One of the greatest technical directors and designers of his Formula 1 era, Adrian Newey conjured up formative solutions to the rapidly encroaching F1 rulebook.
With a combined nose/wing, downforce was being created across the whole width rather than just from the two separate wings bolted onto a central nose. As an extension of that, undercutting the nose on the underside lowered the air pressure there, the air rushed to fill the vacuum, pulling the flow over the wing faster. “I didn’t think to go as far as Jean-Claude Migeot later did with the Tyrrell [019] when [by lifting the driver slightly] he undercut the whole keel [rather than just the nose], but aerodynamically I think the March was better than anything out there at the time. F1 cars at that time had become very unsophisticated aerodynamically.
It was actually more sophisticated in Indycar where I was working at the time because everyone had pretty much the same power unit whereas F1 in the turbo era people had been finding more and more power which meant that drag wasn’t that important, so the cheap and easy way was just to put ever greater wings on the things. They tended to be somewhat inelegant as a result. IndyCar heightened my realisation that aero was the key.”
Before the 881, front wing endplates were flat across their height and width which meant that as the wheels were steered it changed the gap between the endplate and the tyre, giving an inconsistent airflow. Newey sculpted the shape of the plates to keep that gap consistent as the wheels were turned. “I guess I’m unusual in being a race engineer, an aerodynamicist and a mechanical designer.

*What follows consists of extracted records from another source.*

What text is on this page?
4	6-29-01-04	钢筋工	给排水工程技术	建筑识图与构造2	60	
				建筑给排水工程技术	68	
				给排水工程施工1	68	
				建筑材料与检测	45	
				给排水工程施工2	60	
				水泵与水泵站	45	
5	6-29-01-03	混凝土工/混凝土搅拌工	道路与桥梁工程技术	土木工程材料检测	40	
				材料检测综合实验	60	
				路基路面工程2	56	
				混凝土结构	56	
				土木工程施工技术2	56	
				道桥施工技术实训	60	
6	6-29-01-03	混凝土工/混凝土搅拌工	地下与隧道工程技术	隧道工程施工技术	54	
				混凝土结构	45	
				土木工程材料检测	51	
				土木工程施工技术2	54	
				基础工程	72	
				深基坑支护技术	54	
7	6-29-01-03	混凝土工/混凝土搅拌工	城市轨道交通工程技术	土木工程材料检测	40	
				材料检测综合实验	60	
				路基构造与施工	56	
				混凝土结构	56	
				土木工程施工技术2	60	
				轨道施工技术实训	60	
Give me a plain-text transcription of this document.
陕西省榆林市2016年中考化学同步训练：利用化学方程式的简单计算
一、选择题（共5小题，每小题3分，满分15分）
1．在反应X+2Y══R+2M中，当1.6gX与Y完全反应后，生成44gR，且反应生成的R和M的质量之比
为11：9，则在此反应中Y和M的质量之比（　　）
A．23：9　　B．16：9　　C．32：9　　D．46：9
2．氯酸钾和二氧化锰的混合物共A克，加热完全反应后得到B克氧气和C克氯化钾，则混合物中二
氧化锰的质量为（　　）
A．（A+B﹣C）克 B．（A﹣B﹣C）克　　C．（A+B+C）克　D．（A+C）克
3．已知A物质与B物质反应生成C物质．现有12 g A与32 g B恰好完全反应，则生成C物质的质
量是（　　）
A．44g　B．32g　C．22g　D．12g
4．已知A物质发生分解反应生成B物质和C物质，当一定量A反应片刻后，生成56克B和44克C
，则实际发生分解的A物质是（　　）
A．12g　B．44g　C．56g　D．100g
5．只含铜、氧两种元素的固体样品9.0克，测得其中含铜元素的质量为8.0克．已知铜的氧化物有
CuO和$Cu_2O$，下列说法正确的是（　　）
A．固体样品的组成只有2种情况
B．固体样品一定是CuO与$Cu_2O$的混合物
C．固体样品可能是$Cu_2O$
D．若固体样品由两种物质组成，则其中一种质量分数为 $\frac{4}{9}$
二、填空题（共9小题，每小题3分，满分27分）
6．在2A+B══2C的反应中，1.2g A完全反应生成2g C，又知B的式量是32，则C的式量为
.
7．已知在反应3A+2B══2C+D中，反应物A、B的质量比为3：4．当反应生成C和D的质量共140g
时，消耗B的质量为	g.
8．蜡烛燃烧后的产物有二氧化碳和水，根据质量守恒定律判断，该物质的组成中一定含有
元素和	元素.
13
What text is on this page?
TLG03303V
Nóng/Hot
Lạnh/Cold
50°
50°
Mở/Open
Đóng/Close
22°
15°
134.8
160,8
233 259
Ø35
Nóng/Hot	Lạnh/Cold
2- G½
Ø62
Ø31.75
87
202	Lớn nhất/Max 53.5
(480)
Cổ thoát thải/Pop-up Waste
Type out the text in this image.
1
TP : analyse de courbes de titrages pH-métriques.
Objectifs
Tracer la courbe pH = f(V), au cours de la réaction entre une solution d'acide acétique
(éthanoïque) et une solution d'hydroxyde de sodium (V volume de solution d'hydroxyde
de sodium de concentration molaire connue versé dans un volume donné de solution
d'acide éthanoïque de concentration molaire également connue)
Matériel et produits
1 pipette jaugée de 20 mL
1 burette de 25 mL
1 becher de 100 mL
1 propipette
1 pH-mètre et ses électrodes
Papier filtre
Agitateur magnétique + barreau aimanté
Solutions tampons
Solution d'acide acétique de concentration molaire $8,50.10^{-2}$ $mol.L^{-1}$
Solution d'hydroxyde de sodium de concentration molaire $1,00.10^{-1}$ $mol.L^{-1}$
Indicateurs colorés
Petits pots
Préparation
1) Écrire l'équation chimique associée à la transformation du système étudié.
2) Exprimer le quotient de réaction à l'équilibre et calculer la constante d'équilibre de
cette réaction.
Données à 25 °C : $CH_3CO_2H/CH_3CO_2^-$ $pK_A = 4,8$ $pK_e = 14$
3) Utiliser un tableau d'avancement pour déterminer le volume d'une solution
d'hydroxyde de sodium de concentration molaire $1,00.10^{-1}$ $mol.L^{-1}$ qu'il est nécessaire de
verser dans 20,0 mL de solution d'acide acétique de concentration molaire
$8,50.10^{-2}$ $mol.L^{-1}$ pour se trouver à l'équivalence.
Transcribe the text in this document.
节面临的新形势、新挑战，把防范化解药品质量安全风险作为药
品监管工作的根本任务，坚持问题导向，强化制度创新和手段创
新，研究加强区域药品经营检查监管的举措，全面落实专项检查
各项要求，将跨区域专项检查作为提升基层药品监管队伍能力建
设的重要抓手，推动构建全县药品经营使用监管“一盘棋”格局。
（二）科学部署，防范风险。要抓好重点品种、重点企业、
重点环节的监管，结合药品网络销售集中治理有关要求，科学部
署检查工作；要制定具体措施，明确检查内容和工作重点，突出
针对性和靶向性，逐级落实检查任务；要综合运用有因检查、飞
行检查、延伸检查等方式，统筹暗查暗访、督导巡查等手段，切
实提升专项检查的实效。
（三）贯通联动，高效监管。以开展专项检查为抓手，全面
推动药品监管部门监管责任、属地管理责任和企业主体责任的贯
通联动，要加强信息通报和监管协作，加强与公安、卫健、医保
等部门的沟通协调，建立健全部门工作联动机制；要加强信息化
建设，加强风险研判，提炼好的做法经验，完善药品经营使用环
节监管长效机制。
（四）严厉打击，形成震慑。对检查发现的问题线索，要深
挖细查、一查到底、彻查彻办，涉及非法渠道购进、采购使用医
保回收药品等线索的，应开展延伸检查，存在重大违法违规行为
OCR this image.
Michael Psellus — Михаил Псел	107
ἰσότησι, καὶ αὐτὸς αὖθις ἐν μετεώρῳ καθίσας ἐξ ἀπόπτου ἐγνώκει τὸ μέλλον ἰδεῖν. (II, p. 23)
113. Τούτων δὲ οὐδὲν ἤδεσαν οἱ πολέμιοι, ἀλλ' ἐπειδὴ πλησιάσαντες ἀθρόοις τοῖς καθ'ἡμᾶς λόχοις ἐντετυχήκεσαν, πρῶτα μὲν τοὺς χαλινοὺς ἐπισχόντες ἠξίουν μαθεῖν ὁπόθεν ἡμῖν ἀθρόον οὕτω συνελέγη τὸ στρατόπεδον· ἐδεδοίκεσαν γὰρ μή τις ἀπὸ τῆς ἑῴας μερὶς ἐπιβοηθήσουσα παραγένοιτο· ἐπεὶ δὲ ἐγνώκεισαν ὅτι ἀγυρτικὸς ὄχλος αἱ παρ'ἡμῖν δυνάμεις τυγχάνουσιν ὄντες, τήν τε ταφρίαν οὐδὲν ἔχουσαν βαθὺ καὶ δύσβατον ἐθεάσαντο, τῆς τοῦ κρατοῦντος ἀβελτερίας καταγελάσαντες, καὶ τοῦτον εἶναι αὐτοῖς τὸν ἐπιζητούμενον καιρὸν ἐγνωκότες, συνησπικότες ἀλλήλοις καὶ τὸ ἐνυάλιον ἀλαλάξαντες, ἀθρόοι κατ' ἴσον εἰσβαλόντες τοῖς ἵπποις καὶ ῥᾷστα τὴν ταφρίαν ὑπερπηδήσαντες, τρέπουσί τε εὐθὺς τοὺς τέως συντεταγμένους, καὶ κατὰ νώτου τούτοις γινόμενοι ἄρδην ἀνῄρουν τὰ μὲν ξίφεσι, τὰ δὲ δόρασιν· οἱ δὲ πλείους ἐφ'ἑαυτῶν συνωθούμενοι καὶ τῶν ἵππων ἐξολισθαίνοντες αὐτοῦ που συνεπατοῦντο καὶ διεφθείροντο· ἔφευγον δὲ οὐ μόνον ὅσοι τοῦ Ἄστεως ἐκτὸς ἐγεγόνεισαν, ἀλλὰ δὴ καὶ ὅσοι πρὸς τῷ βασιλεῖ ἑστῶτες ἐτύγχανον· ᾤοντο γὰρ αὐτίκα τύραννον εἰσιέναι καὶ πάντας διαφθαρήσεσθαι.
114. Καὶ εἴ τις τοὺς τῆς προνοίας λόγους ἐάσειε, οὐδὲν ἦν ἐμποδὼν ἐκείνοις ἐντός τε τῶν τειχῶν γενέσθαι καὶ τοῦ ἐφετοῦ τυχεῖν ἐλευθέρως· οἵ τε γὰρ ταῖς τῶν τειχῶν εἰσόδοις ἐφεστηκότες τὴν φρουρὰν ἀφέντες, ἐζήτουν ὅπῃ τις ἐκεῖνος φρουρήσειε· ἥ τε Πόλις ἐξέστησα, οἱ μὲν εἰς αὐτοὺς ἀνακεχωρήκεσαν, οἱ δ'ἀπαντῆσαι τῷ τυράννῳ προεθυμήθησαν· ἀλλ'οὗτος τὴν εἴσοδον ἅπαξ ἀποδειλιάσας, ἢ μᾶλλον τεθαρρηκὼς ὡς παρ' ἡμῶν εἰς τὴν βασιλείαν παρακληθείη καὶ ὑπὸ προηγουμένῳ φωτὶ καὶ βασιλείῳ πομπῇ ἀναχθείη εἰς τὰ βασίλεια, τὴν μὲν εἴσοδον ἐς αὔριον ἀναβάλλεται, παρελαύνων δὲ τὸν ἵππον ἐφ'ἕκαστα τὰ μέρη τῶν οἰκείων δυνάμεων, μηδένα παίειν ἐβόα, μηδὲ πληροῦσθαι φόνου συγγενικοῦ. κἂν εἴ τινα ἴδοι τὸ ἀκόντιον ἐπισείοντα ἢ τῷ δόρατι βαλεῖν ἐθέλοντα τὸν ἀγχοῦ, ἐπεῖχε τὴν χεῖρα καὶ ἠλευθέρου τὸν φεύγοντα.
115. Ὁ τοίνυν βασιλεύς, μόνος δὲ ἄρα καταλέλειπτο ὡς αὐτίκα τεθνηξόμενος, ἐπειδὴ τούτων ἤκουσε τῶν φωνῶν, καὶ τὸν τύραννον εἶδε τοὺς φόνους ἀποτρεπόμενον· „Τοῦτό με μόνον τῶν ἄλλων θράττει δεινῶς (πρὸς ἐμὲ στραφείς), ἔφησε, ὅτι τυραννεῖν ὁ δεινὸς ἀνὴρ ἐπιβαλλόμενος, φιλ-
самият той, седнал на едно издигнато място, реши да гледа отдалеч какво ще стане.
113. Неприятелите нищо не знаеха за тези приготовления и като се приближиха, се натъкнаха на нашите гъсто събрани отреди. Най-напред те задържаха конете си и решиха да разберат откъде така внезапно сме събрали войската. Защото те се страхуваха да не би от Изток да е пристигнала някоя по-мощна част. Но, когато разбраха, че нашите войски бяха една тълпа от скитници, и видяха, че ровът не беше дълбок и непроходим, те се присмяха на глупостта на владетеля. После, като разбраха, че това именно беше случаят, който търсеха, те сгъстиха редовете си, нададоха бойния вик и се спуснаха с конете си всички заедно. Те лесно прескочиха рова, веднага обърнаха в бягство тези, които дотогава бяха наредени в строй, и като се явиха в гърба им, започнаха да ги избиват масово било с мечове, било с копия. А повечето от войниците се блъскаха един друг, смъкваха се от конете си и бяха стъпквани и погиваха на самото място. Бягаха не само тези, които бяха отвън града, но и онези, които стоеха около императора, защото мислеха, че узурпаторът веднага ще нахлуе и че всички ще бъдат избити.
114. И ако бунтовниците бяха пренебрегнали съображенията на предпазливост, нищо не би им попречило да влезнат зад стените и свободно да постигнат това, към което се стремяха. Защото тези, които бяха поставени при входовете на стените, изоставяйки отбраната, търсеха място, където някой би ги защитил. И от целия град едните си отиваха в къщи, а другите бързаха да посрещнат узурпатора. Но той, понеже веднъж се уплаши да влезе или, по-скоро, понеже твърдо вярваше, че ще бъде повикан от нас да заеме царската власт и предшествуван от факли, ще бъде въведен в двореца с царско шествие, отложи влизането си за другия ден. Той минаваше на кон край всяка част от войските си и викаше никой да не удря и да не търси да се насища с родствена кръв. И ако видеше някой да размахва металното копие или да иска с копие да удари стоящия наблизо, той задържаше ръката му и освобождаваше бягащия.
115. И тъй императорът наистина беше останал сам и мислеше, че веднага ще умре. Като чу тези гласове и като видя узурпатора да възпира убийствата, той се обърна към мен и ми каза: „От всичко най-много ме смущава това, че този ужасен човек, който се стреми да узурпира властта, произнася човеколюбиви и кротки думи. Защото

In those days I don’t think anyone was bothering to steer the wheels in the wind tunnel. If you’re an aerodynamicist spending all day in the tunnel you might forget that steering actually happened! Whereas I’d be at the track with Mario, watching him come in and out of the pits, working with the driver in trying to understand what the car was doing around the lap. The train of thought that led to the sculpted plates came from talking to Mario, one of the greatest drivers ever, and understanding what he needed out of the car.”
The FW18 had a massive aerodynamic advantage over the rest of the 1996 field by dint of a diffuser that was undercut so as to go up over the exhausts rather than beneath them, giving a hugely enhanced diffuser exit area and flow volume.
“This was another one of those reading the rules carefully to see if there was a way of doing what you wanted rather than what they wanted. I realised that although the reference plane specified a width and the step plane had to be 50mm above that at each side, at no point did it say the step plane had to extend to the rear axle, like the reference plane did. It meant you could consider the step plane ending at the edge of the rear wheel. It meant there was this grey area where you had freedom to cut in above the reference plane to give a much bigger diffuser exit. The diffusers were very exit-limited and by undercutting it we got a huge advantage by drawing so much more mass flow through it.
“We actually introduced it on the FW17B at Estoril late in the ’95 season. I thought that was the worst possible time to introduce it because everyone would see it and copy it for ’96. But somehow they didn’t.”
The 1998 McLaren was an amalgam of Newey’s own ideas during his gardening leave from Williams and research already conducted by McLaren on how best to configure a car for the radically different regulations that demanded a reduction in width from 2-metres to 1.8 and the introduction of grooved tyres.
“I didn’t have any data to back up my initial thoughts – because I was working from my bedroom – but I felt that lowering the centre of gravity would become crucial because the narrow track would bring more weight transfer and the grooved tyres would be less consistent as the grip co-efficient would fall away more as loads went up. So you’d need to minimise weight transfer as much as possible. I started working with Mario Illien at Ilmor in secret, to get the crankshaft height down because that not only lowers the whole engine but also the gearbox internals. A low seating position obviously became important because if you could get the driver’s upper body lower, then you could lower the surrounding structure, the roll hoop etc. Then visibility becomes a problem. Another regulation change that year was go to a box chassis where the regs called for a certain width and bulk of chassis at front bulkhead and a certain width and bulk at dash bulkhead and a linear taper in between. Although the drawing [in the regs] showed a rectangular box, it actually said depth. It didn’t say it had to be a rectangle.
“One of the guys working at McLaren when I started there had spotted that and had proposed effectively making a very shallow chassis in height then putting a couple of fins up the side to legalise it. But I felt that wouldn’t be legal because it said depth. In the middle you wouldn’t have had the depth. But potentially what you could do was create something not unlike Batman with the two triangular ears sticking up at the top and the bottom chamfered. So at any given point across the width it complied with the depth – but wasn’t a simple rectangle.
“So there seemed to be a loophole. You could get straight ahead visibility by dropping the chassis down in the middle and still be legal. So then we started working with David Coulthard. It was him who said, ‘My vision is binary; I’m either looking straight ahead for the braking area or I’m looking diagonally across at the apex.’ So we could put these fins in the bits in between without really bothering the driver. That’s what led to MP4-13 chassis which was a good step.”